Blue Button at 5: Celebrating the Thought Leaders Who are Fulfilling the Vision
October 1, 2015
By Bettina Experton, MD, MPH, CEO of Humetrix

Today, October 1, Blue Button, the federal initiative created to give Americans easy access to their electronic health records, turns five. Looking back and understanding where we are and what we still need to achieve to truly deliver on this revolutionary initiative, a striking but unfortunately common medical mishap story put into perspective for me. Yesterday while attending the HUG/NATE/SHIEC annual meeting in Utah, a colleague clinician and informaticist told me of her mother' s horrific patient story when the health care system and IT system dramatically failed her. Hospitalized for emergency surgery, my colleague's mother was discharged to a rehab facility, within the same health care system, where she suffered a dramatic adverse drug reaction. This happened simply because no one knew of her hospital discharge medications or the medications she had been taking for the various chronic conditions.

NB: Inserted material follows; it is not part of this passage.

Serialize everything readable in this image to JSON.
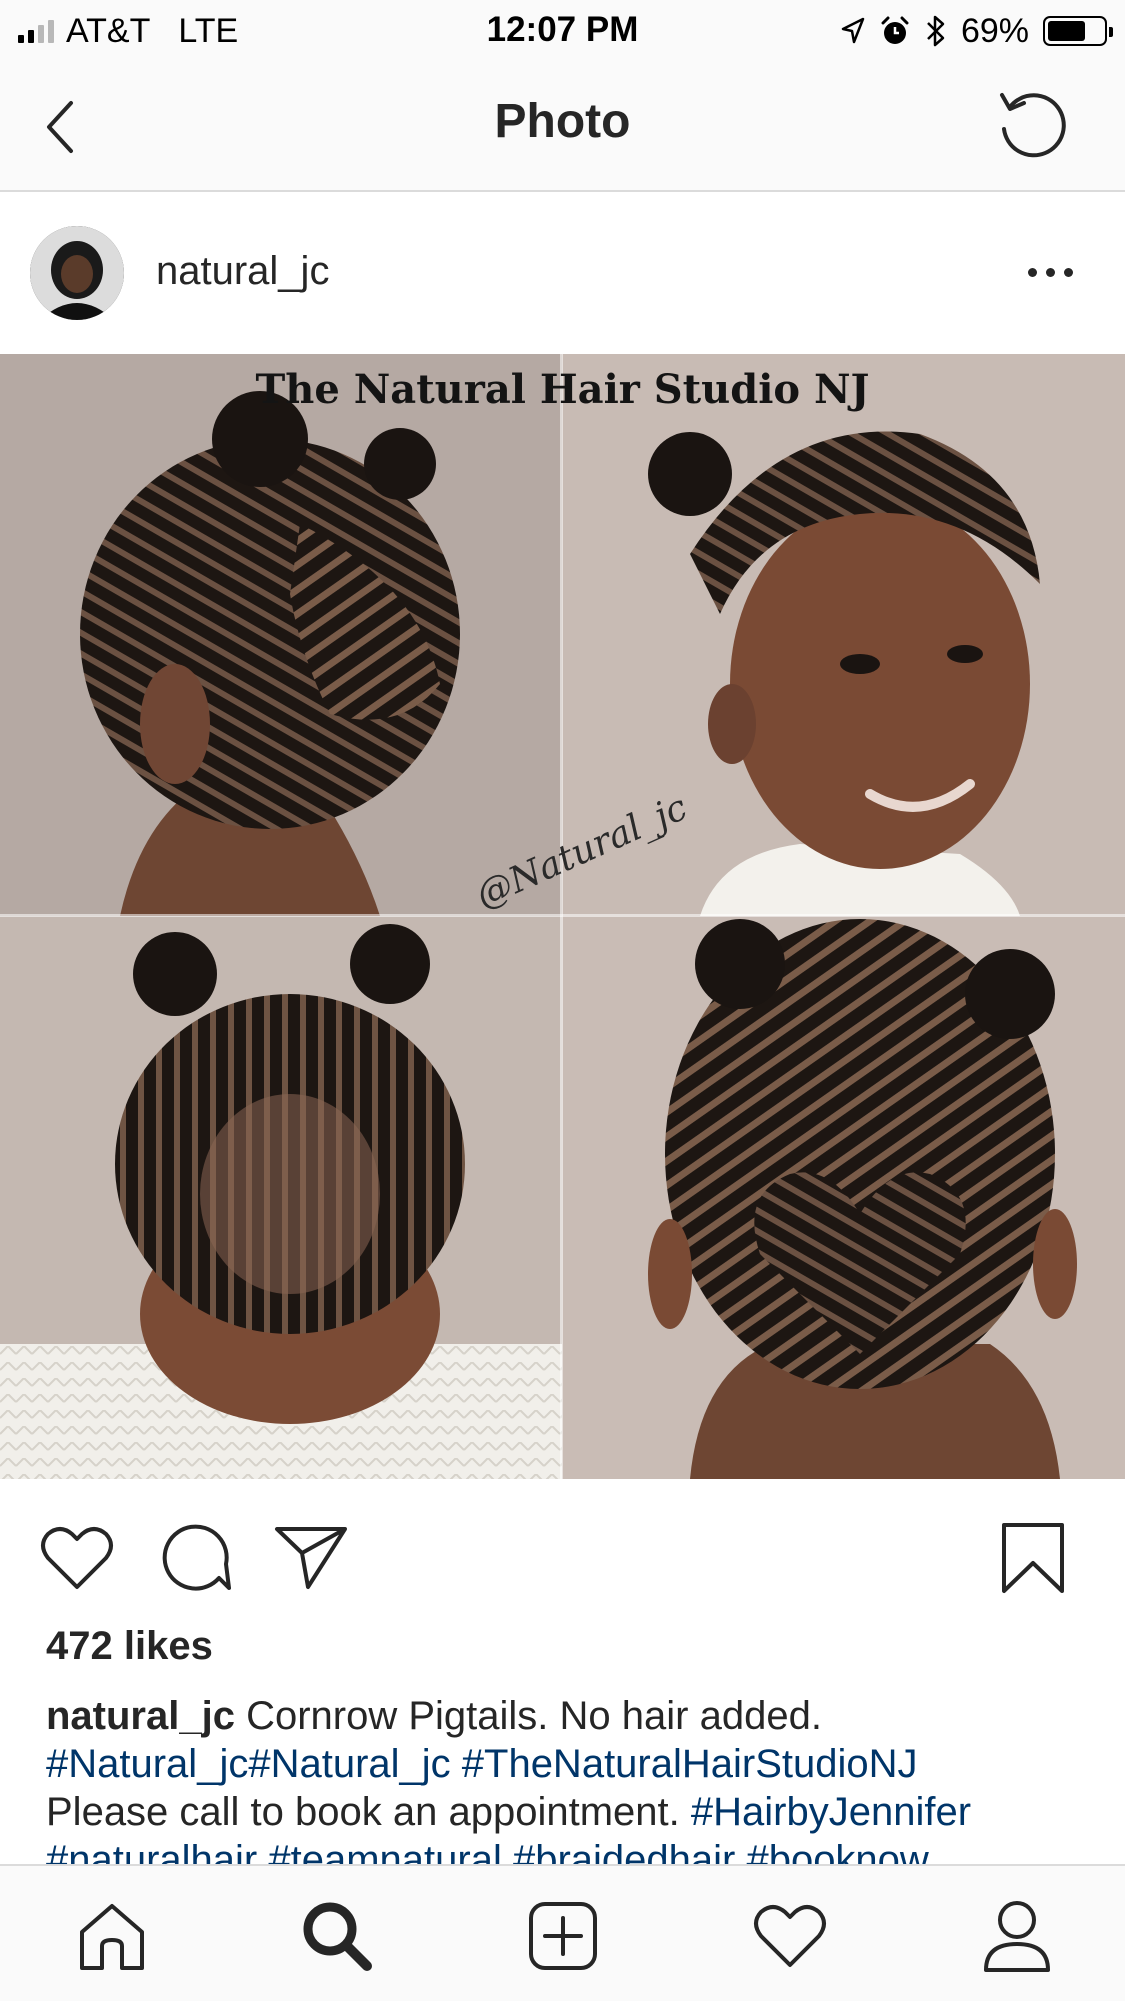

For this Medicare-covered patient, the ability to access and share the list of her current medications, pulled from her Medicare Blue Button record, and displayed in clear text by the iBlueButton app with all the necessary prescription details (the name of the prescriber, the date and place where these were filled), on her or her daughter's phone would have prevented the serious medical error she experienced. My friend wished that she would have known of such a lifesaving tool, turning a plain Medicare EOB file into a longitudinal health record with so much of what you need to know right in your hand. Whether in an emergency situation, or simply as part of navigating our complex healthcare system, having this critical information can literally be a lifesaver.

Along with Medicare beneficiaries, millions of Americans enrolled in Medicaid could also benefit tremendously from having their health history with them at all times, to ensure their safety and avoid unnecessary or redundant tests and procedures. Leading the nation in offering such a patient-empowering tool to Medicaid beneficiairies, the State of New York in Redesigning its Medicaid Program has also required its new MMIS vendor to include a Blue Button feature, which Humetrix will provide as a subcontractor to Xerox.

By the end of 2016, over one million fee-for-service Medicaid enrollees in New York will have access to their Blue Button health record. This Blue Button record will not be a plain list of claims, but an actionable, searchable (in English or Spanish) longitudinal health record available for download to their computer, or more practically available on their own smartphone, which for many among the underserved populations enrolled in the Medicaid program, is the primary method for Internet/data connectivity. For these users, the record is securely stored on the device within the iBlueButton app and available even when no Internet connection is present, making it accessible and usable in a clinical setting.

As patient engagement meaningful use requirements have been seriously diminished and postponed, and when interoperabilty across provider systems will remain difficult for years to come, giving patients their medical histories, generated from these valuable Blue Button enabled Federal and State medical claim data sets, is a public health imperative. While new standards like FHIR will ease access by developers to these Blue Button data sets, we should not wait for these standards to be finalized with their unavoidable trust and governance issues. We must let the public make use of the life saving and cost saving tools available now.

Nowhere is the imperative that we aggressively expand Blue Button awareness and use more apparent than in the area of medical errors, as pointed out by the latest Institute of Medicine (IOM) report, Improving Diagnosis in Health Care, in which one can read that medical errors cause 10% of all deaths in the U.S., and that the majority of Americans will be victim to at least one “meaningful” diagnostic error in their lifetimes. One of the key recommendations included in the IOM report is that patients must be an integral and informed part of their own caregiving team, and have access to their electronic health records to facilitate patient engagement in the diagnostic process and patient review of their health records for accuracy.

By providing access to medical records – and making the information actionable – Blue Button tools can literally save lives. Especially among Medicaid beneficiaries, who often have to seek care from disparate healthcare providers, tools that can ensure continuity of care are key to ensure patient safety and cost effective healthcare.

As we celebrate Blue Button’s fifth birthday let’s foremost celebrate the thought-leaders starting with the leaders at the ONC who pioneered the program and today those from the State of New York who are turning a national initiative into a transformative health care program, giving even the most underserved the tools we need to be informed and involved health care consumers. This will truly transform healthcare.